M42 uzależnia. Dorobiłam się już kilku szkieł i tylko jednego nie używam (Porst 2,8/35), mydli nieziemsko, ale ma brudne soczewki. Rozłożę go kiedyś i wyczyszczę, może jeszcze ruszy. Był "gratisem" do Tessara (zazem za około 100zl), więc nie narzekam.
Kilka dni bawiłam się Soligorem 135mm (2,8 o ile dobrze pamiętam) - był mydlany i dawał bardzo ciemny obraz.
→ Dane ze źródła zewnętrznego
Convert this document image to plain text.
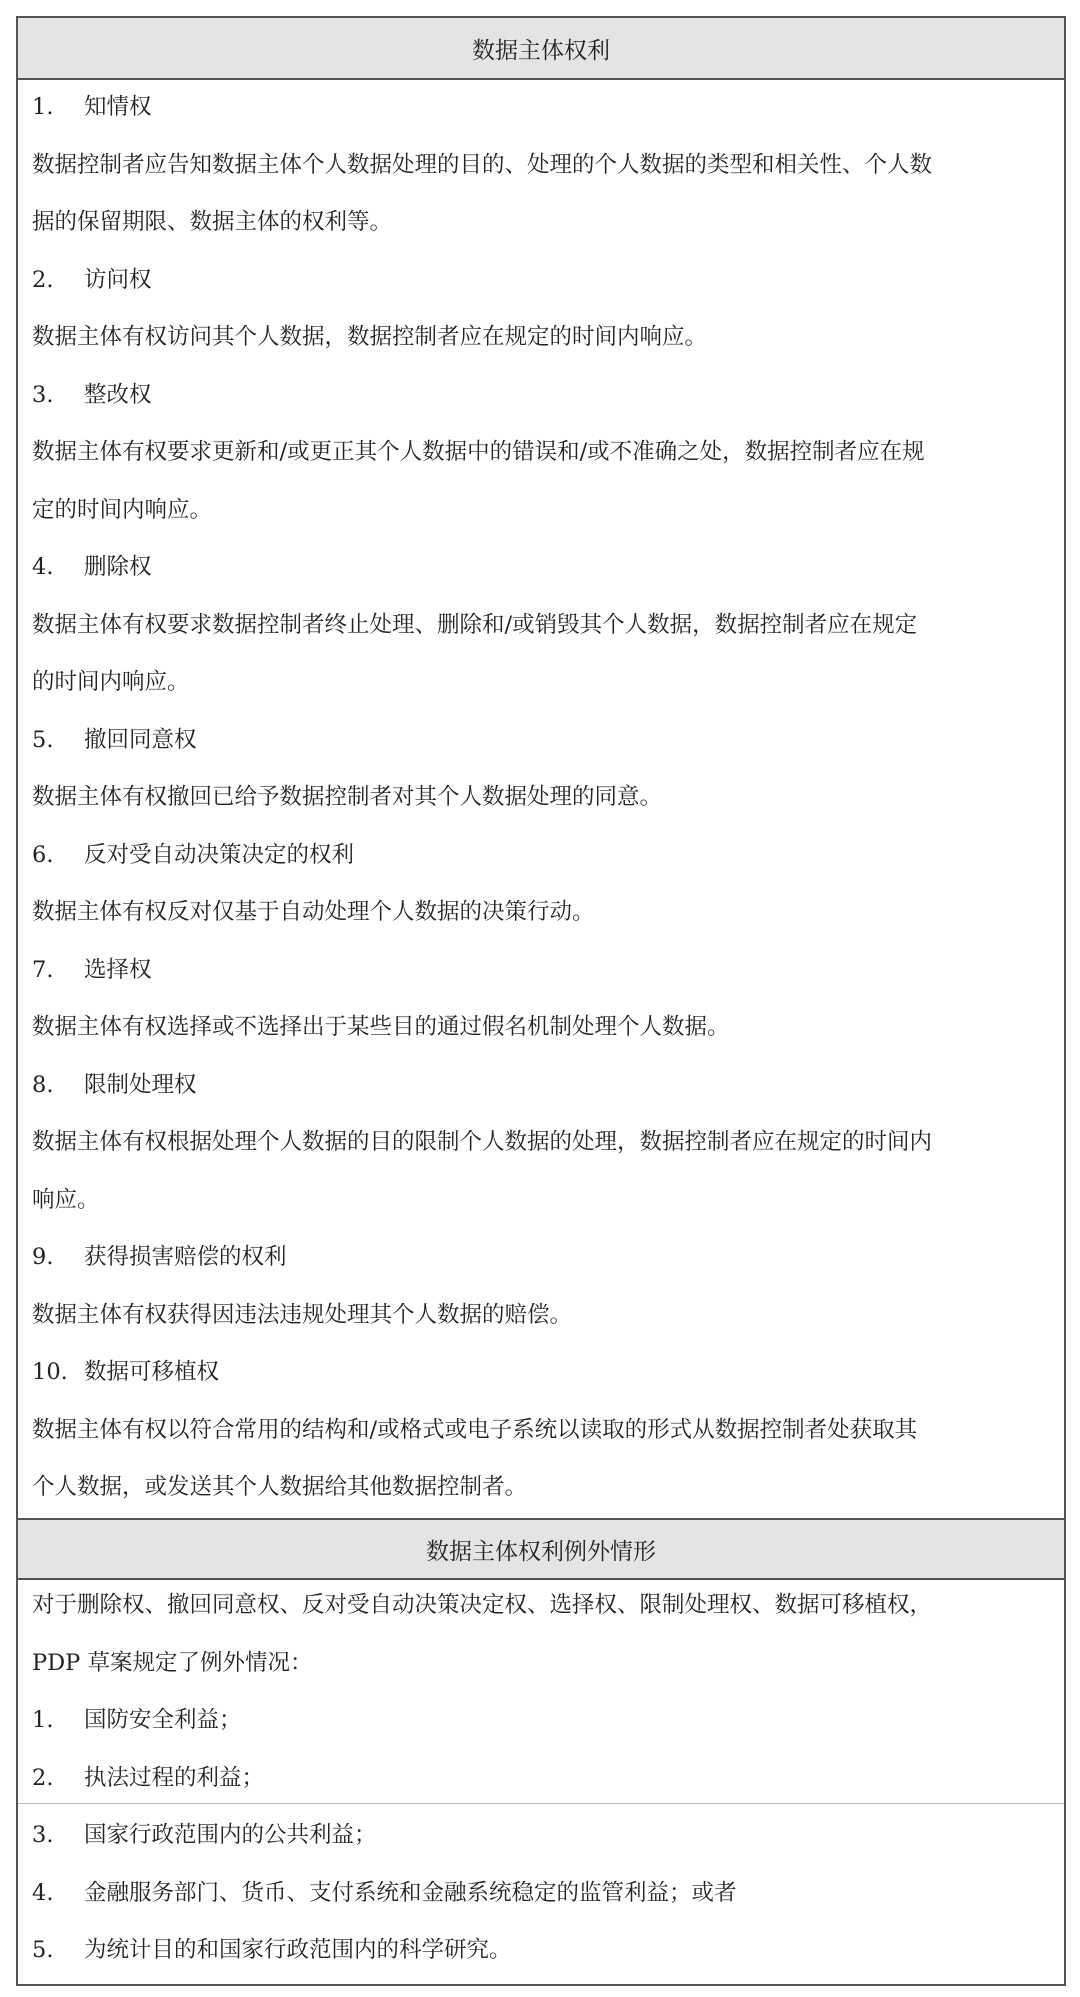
数据主体权利
1. 知情权
数据控制者应告知数据主体个人数据处理的目的、处理的个人数据的类型和相关性、个人数
据的保留期限、数据主体的权利等。
2. 访问权
数据主体有权访问其个人数据，数据控制者应在规定的时间内响应。
3. 整改权
数据主体有权要求更新和/或更正其个人数据中的错误和/或不准确之处，数据控制者应在规
定的时间内响应。
4. 删除权
数据主体有权要求数据控制者终止处理、删除和/或销毁其个人数据，数据控制者应在规定
的时间内响应。
5. 撤回同意权
数据主体有权撤回已给予数据控制者对其个人数据处理的同意。
6. 反对受自动决策决定的权利
数据主体有权反对仅基于自动处理个人数据的决策行动。
7. 选择权
数据主体有权选择或不选择出于某些目的通过假名机制处理个人数据。
8. 限制处理权
数据主体有权根据处理个人数据的目的限制个人数据的处理，数据控制者应在规定的时间内
响应。
9. 获得损害赔偿的权利
数据主体有权获得因违法违规处理其个人数据的赔偿。
10. 数据可移植权
数据主体有权以符合常用的结构和/或格式或电子系统以读取的形式从数据控制者处获取其
个人数据，或发送其个人数据给其他数据控制者。
数据主体权利例外情形
对于删除权、撤回同意权、反对受自动决策决定权、选择权、限制处理权、数据可移植权，
PDP 草案规定了例外情况：
1. 国防安全利益；
2. 执法过程的利益；
3. 国家行政范围内的公共利益；
4. 金融服务部门、货币、支付系统和金融系统稳定的监管利益；或者
5. 为统计目的和国家行政范围内的科学研究。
Wymieniłam na Jupitera 37AM i tym samym zbobyłam najbardziej wdzięczne szklo, jakie miałam okazję testować. Na początku odstraszała mnie jego "ciemność", ale obraz to bajka. Moja mała, manualna "elka"Nie oddam, nie zamienię, nie sprzedam nigdy.
Prawie takim samym uczuciem darzę kupionego za grosze Heliosa 44-6. To mój pierwszy M42, bardzo skutecznie uzależnił mnie od gwintu. Bosko kręci.
Marzy mi się Jupiter 9 lub Tair 11A, ale potrafią skutecznie zniechęcić cenami.
Za to upolowałam taniego Taira 3 Phs. Pierwszego dnia zabawy poszła przesłona (przymknęła się z hukiem i przestała reagować). Mogłam odesłać lub zreperować. Wybrałam to drugie i po dwóch godzinach dłubania obiektyw znów działał. A i ja nauczyłam się jego budowy. Mam nawet dokumentację fotograficzną owej operacji
W mniej lub bardziej odległych planach: Cyclop 1,5/85, Tair 11A, Juipter 9 plus jakiś Takumar.